Since COVID-19 lockdowns in 2020 prompted supermarket hoarding, Woolworths and its smaller competitor Coles Group (OTC:CLEGF) Ltd have witnessed significant fluctuations in Australian customer behavior. As lockdowns were lifted in 2021, and again in 2022, sales slowed as rising energy and labor costs pushed up shelf prices.


Woolworths said on Wednesday that cost-of-living constraints, including skyrocketing electricity prices and nine interest rate rises since May, are now beginning to benefit stores as consumers choose for in-home consumption.


Since the beginning of 2023, food sales have increased 6.5%, roughly in step with inflation, compared to just 2.4% in the six months leading up to the end of December, the business reported.


"The shift from eating in restaurants to eating at home has become more evident," said Chief Executive Brad Banducci to reporters.
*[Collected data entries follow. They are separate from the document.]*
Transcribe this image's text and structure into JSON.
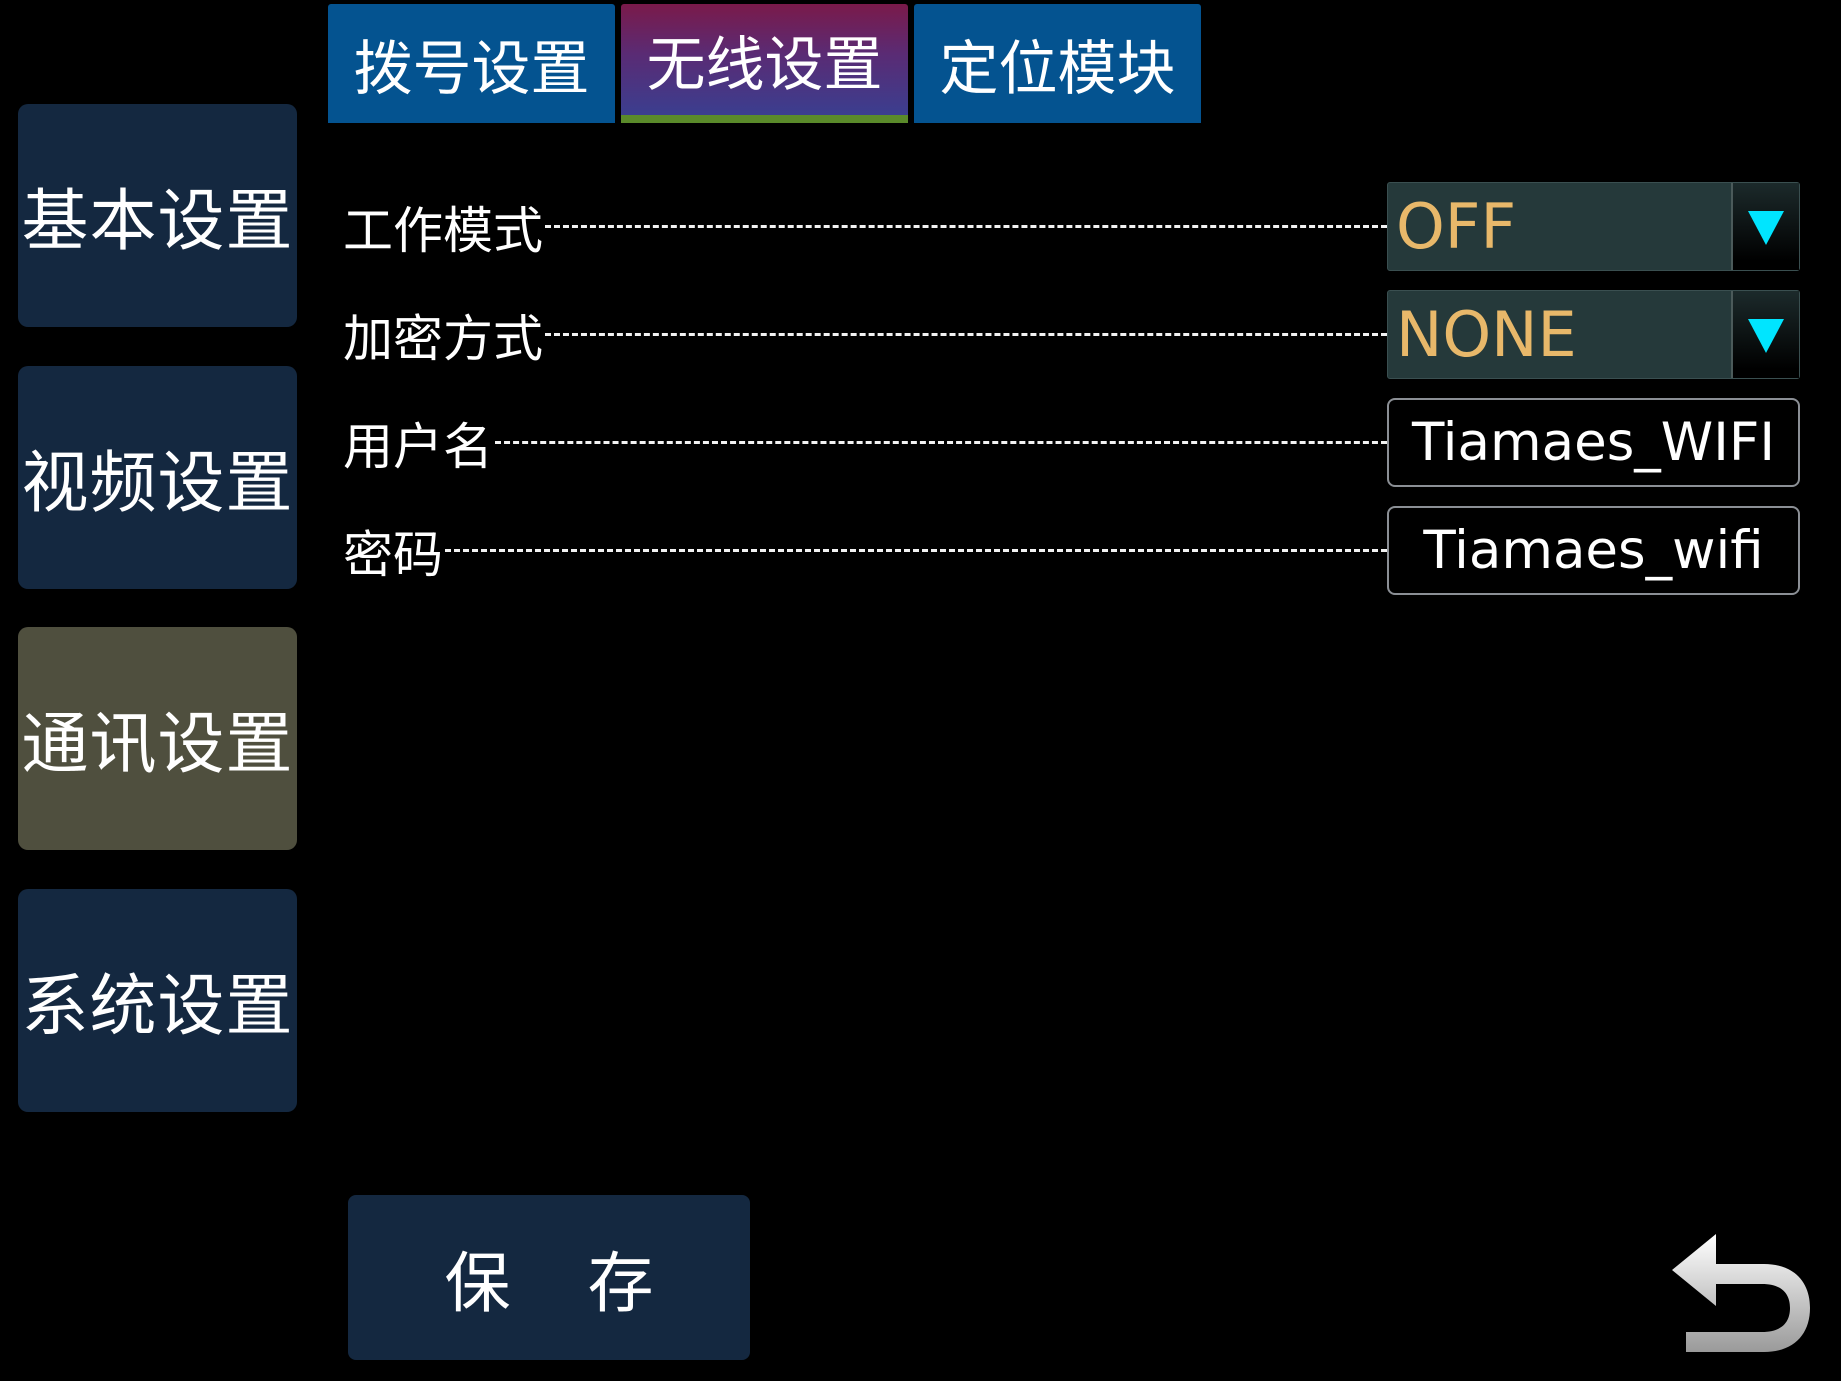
{
  "sidebar": {
    "items": [
      {
        "label": "基本设置",
        "active": false
      },
      {
        "label": "视频设置",
        "active": false
      },
      {
        "label": "通讯设置",
        "active": true
      },
      {
        "label": "系统设置",
        "active": false
      }
    ]
  },
  "tabs": [
    {
      "label": "拨号设置",
      "active": false
    },
    {
      "label": "无线设置",
      "active": true
    },
    {
      "label": "定位模块",
      "active": false
    }
  ],
  "settings": {
    "work_mode": {
      "label": "工作模式",
      "value": "OFF"
    },
    "encryption": {
      "label": "加密方式",
      "value": "NONE"
    },
    "username": {
      "label": "用户名",
      "value": "Tiamaes_WIFI"
    },
    "password": {
      "label": "密码",
      "value": "Tiamaes_wifi"
    }
  },
  "actions": {
    "save_label": "保 存",
    "back_icon": "back-arrow-icon"
  },
  "colors": {
    "background": "#000000",
    "nav_button": "#142840",
    "nav_button_active": "#4f4f3e",
    "tab": "#045390",
    "tab_active_underline": "#5a8a2a",
    "select_value_text": "#e8b86a",
    "dropdown_arrow": "#00e5ff"
  }
}
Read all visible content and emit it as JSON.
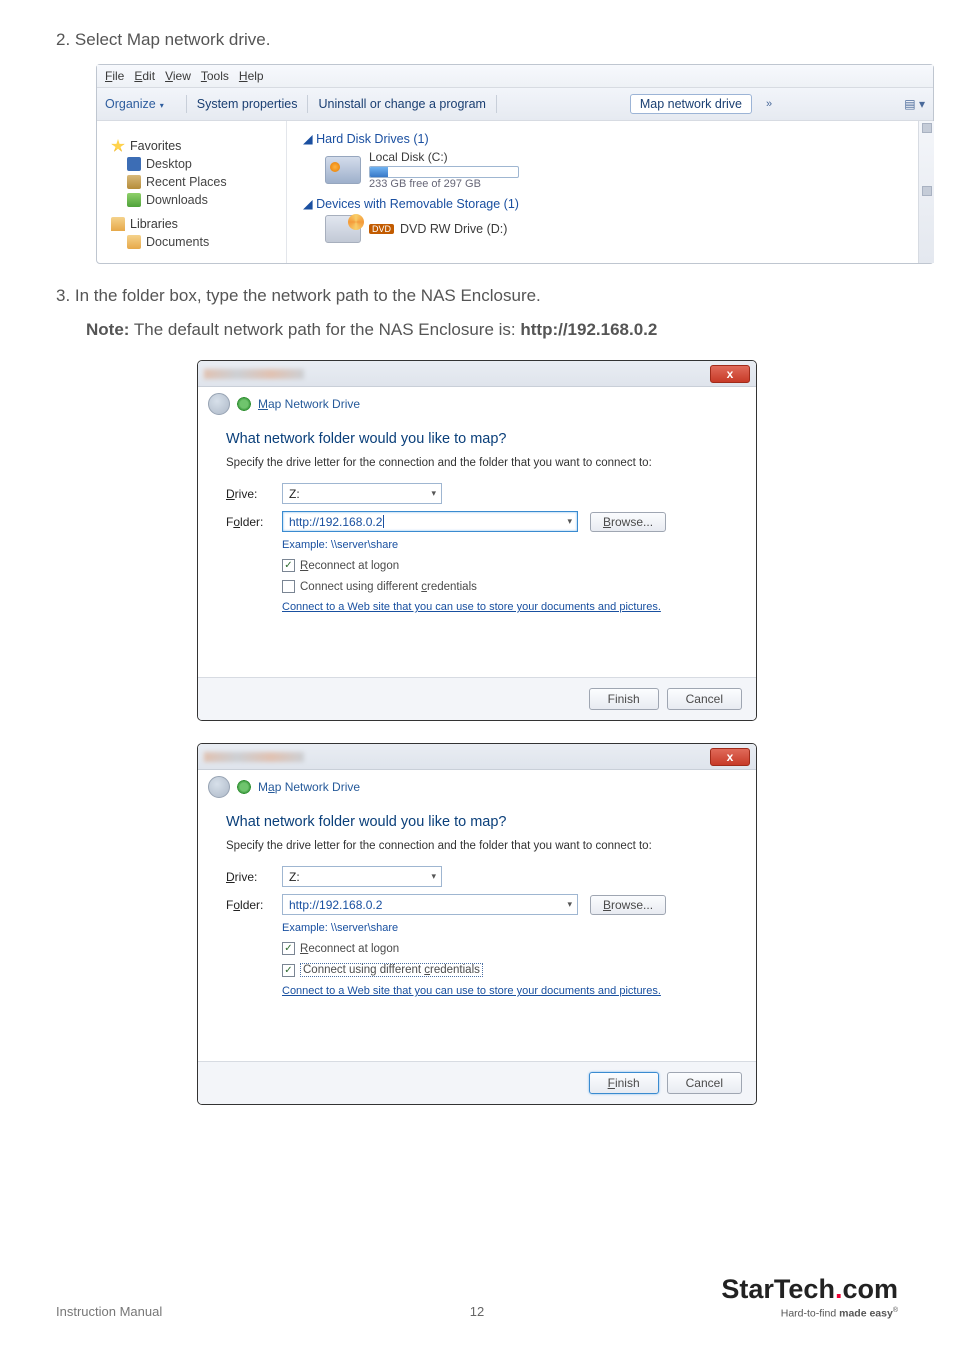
{
  "step2": "2.  Select Map network drive.",
  "explorer": {
    "menubar": [
      "File",
      "Edit",
      "View",
      "Tools",
      "Help"
    ],
    "toolbar": {
      "organize": "Organize",
      "sysprops": "System properties",
      "uninstall": "Uninstall or change a program",
      "mapdrive": "Map network drive",
      "more": "»"
    },
    "sidebar": {
      "favorites": "Favorites",
      "desktop": "Desktop",
      "recent": "Recent Places",
      "downloads": "Downloads",
      "libraries": "Libraries",
      "documents": "Documents"
    },
    "main": {
      "hdd_header": "Hard Disk Drives (1)",
      "disk_name": "Local Disk (C:)",
      "disk_free": "233 GB free of 297 GB",
      "rem_header": "Devices with Removable Storage (1)",
      "dvd_tag": "DVD",
      "dvd_name": "DVD RW Drive (D:)"
    }
  },
  "step3_line": "3.  In the folder box, type the network path to the NAS Enclosure.",
  "note_prefix": "Note:",
  "note_body": " The default network path for the NAS Enclosure is: ",
  "note_url": "http://192.168.0.2",
  "dialog": {
    "crumb": "Map Network Drive",
    "h1": "What network folder would you like to map?",
    "sub": "Specify the drive letter for the connection and the folder that you want to connect to:",
    "drive_lbl": "Drive:",
    "drive_val": "Z:",
    "folder_lbl": "Folder:",
    "folder_val": "http://192.168.0.2",
    "browse": "Browse...",
    "example": "Example: \\\\server\\share",
    "reconnect": "Reconnect at logon",
    "diffcred": "Connect using different credentials",
    "link": "Connect to a Web site that you can use to store your documents and pictures.",
    "finish": "Finish",
    "cancel": "Cancel",
    "close_x": "x"
  },
  "footer": {
    "im": "Instruction Manual",
    "page": "12",
    "brand_a": "StarTech",
    "brand_b": "com",
    "tag_a": "Hard-to-find ",
    "tag_b": "made easy"
  }
}
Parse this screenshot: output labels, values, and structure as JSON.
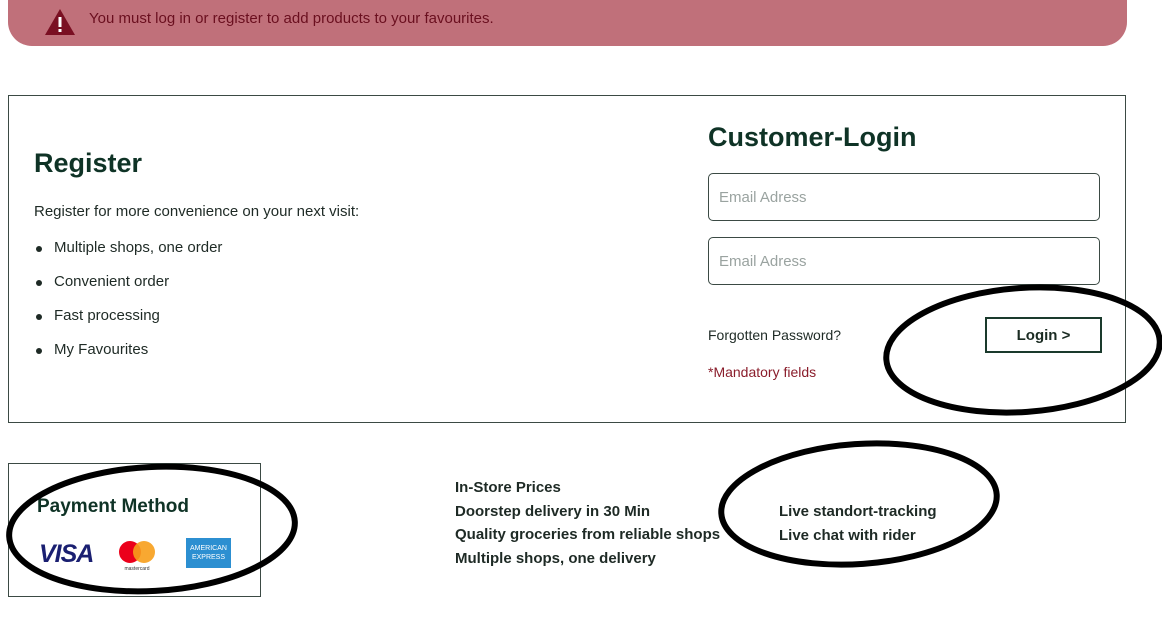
{
  "alert": {
    "message": "You must log in or register to add products to your favourites.",
    "icon": "warning-icon",
    "color": "#c0707a"
  },
  "register": {
    "title": "Register",
    "intro": "Register for more convenience on your next visit:",
    "benefits": [
      "Multiple shops, one order",
      "Convenient order",
      "Fast processing",
      "My Favourites"
    ]
  },
  "login": {
    "title": "Customer-Login",
    "email_placeholder": "Email Adress",
    "password_placeholder": "Email Adress",
    "forgot_label": "Forgotten Password?",
    "mandatory_label": "*Mandatory fields",
    "button_label": "Login >"
  },
  "payment": {
    "title": "Payment Method",
    "visa_label": "VISA",
    "mastercard_label": "mastercard",
    "amex_label": "AMERICAN EXPRESS"
  },
  "features": {
    "col1": [
      "In-Store Prices",
      "Doorstep delivery in 30 Min",
      "Quality groceries from reliable shops",
      "Multiple shops, one delivery"
    ],
    "col2": [
      "Live standort-tracking",
      "Live chat with rider"
    ]
  },
  "colors": {
    "brand_dark": "#0f3326",
    "error": "#8a1d2b",
    "annotation": "#000000"
  }
}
He stated that a growing number of clients from all demographic groups are now preparing meals at home since eating out is becoming more expensive.


The company's net profit before significant items increased 14% to A$907 million ($622 million), above the Visible Alpha consensus estimate of A$877 million. The majority of the increase was attributable to employee back pay linked to a prior salaries miscalculation.


Similar to Tuesday's announcement of Coles' interim results, Woolworths' profit increase was aided by a dramatic drop in COVID-19-related expenditures.


At midday, Woolworths shares were up 2%, compared to a 0.3% decline in the overall index, as analysts hailed the potential of profit margin expansion at a business vulnerable to rising supplier prices.


Phillip Kimber, a retail analyst at E&P Financial, wrote in a client note, "The momentum in the core Australian Food industry remains strong, with sales growth rates above expectations in early 2H23."


Woolworths declared an interim dividend of 46 Australian cents per share, up from 39 Australian cents per share the previous year.